2020 Business Predictions: James Longley, Managing Director of Utility Bidder

It’s that time of year, when Business Link Magazine invites the region’s business leaders to offer up their predictions for the year ahead. It has become something of a tradition, given that we’ve been doing this now for over 30 years.

While none of us possess a crystal ball, it is uncanny how accurate some of these forecasts have been over the years.

Today, we speak to James Longley, Managing Director of Utility Bidder.

This year is set to be a landmark year for many reasons within the energy sector. The onset of Brexit in the United Kingdom, the start of a crawl towards sustainability targets and more savings needing to be made than ever before.

As we enter 2020, it seems tempting just to treat it like any other year. A majority of SMEs will cautiously set out goals and aims for the year and budgets will be set as usual. However, for those that are not aware, sustainability and energy efficiency should be the standout aims for the year.

You may not be aware, but targets have been set by the government of being carbon neutral by 2050. This may seem far into the future, after all, 30 years is a long time, but it is those that start to make the changes now that will reap the most benefits.

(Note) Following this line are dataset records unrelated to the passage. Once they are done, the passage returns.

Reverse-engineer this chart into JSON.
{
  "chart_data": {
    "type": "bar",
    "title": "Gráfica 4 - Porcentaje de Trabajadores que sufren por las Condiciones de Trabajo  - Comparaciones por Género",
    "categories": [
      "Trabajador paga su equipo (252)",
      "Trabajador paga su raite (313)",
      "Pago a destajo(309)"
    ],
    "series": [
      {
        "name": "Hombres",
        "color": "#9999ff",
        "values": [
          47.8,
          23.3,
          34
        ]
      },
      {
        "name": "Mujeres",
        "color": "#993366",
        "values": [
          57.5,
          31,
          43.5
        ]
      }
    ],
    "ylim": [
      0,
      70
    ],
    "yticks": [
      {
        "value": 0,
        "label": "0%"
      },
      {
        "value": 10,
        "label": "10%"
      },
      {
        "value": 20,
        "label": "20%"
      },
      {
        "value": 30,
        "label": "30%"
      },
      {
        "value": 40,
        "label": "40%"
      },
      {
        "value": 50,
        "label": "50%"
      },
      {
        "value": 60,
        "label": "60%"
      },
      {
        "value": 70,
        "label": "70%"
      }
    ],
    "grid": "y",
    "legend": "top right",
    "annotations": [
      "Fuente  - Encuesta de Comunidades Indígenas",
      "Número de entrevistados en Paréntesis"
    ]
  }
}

The two things I would argue businesses in the East Midlands could start easily with are:

Conducting an energy audit – This is a relatively simple step most companies can set up for themselves. Simply taking a detailed look and review of energy efficiency can make all the difference. It can identify where excesses are being spent, where improvements might be able to be quickly actioned and also gives you an idea of whether you are paying too much for your energy.

Setting up an energy efficiency team – On top of any changes businesses make to their energy policies or any advantages they can find from an audit, having a bought-in group within your business can help encourage culture change when it comes to energy. A monthly, informal meeting to discuss and set targets can really foster a sense of collective responsibility.

If you at least start here, who knows where your sustainability journey could take you this year?

It is sometimes baffling that businesses do not address issues like this earlier. In regard to the 2050 targets, many individual regions are bypassing this 30-year wait and are addressing their carbon footprint aims earlier. For example, the Greater Manchester region’s Mayor, Andy Burnham, has even announced that the region will be aiming for more than a decade earlier in 2038. This is mainly being achieved through encouragement of behaviour change amongst residents but will be a great tool to motivate SMEs and larger companies in the area to take action too.

The biggest hurdle we often have to overcome is apathy and mindset. Unless SMEs take this issue of carbon neutrality seriously, then the fight to make it happen is difficult before it even begins. Once major players get involved, it should be a relatively easy win, but until then we simply do not know.

Add to this the uncertainty on the energy industry as we approach Brexit and you have more than reason enough to sit up and take notice of what could be a very interesting year indeed.